Chrześcijanie wyrażają swoje zaniepokojenie inicjatywą pakistańskiego muzułmanina, który skierował do Sądu Najwyższego wniosek o delegalizację Biblii. Maulana Abdul Rauf Farooqi, który kieruje partią Jamiat Ulema-e-Islam zapowiedział złożenie wniosku w odpowiedzi na akcję palenia Koranu, którą na Florydzie chciał zorganizować pastor Terry Jones. Zdaniem pakistańskiego polityka, Pismo Święte jest bluźnierstwem i obraża muzułmanów.
Zapowiedź Farooqi'ego została skrytykowana przez organizację Centre for Legal Aid, Assistance and Settlement (CLAAS), która pomaga pakistańskim chrześcijanom w procesach, jakie wytaczają im muzułmanie.
CLAAS uznała wypowiedź pakistańskiego polityka. Zaznacza, że delegalizacja Biblii wprowadzi penalizację chrześcijaństwa w Pakistanie.
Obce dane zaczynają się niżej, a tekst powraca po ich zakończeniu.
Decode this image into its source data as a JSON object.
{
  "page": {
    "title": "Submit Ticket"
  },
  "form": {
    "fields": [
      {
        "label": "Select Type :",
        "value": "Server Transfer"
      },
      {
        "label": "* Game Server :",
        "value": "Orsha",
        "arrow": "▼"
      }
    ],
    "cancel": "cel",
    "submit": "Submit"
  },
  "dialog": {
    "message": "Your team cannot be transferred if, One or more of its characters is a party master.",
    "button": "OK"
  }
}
Organizacja wzywa Sąd Najwyższy do niezajmowania się wnioskiem Jamiat'a Ulema-e-Islam'a.
Nasir Saeed z brytyjskiej CLAAS wezwał pakistański rząd do zniesienia prawa dotyczącego karania za bluźnierstwo, ponieważ służy ono głównie do dyskryminowania chrześcijan. - W czasie, gdy chrześcijanie są obiektem ataków ze strony muzułmanów inicjatywa zakazania Biblii jest nie tylko lekkomyślna, ale również zagraża życiu chrześcijan – dodał Saeed.
- Zakazanie Biblii z powodu bluźnierstwa oznaczało będzie, że każdy kto czyta Pismo Święte lub je posiada będzie ścigany jako przestępca – zaznacza działacz.
Również międzynarodowa organizacja International Christian Concern, zajmująca się sytuacją chrześcijan na całym świecie widzi zagrożenie związane z inicjatywą islamskiego polityka. Zdaniem jej przedstawicieli sytuacja w Pakistanie to dowód na pogłębienie prześladowania wyznawców Chrystusa w Pakistanie. - Jesteśmy zaniepokojeniu doniesieniami – mówi Jonathan Racho z ICC.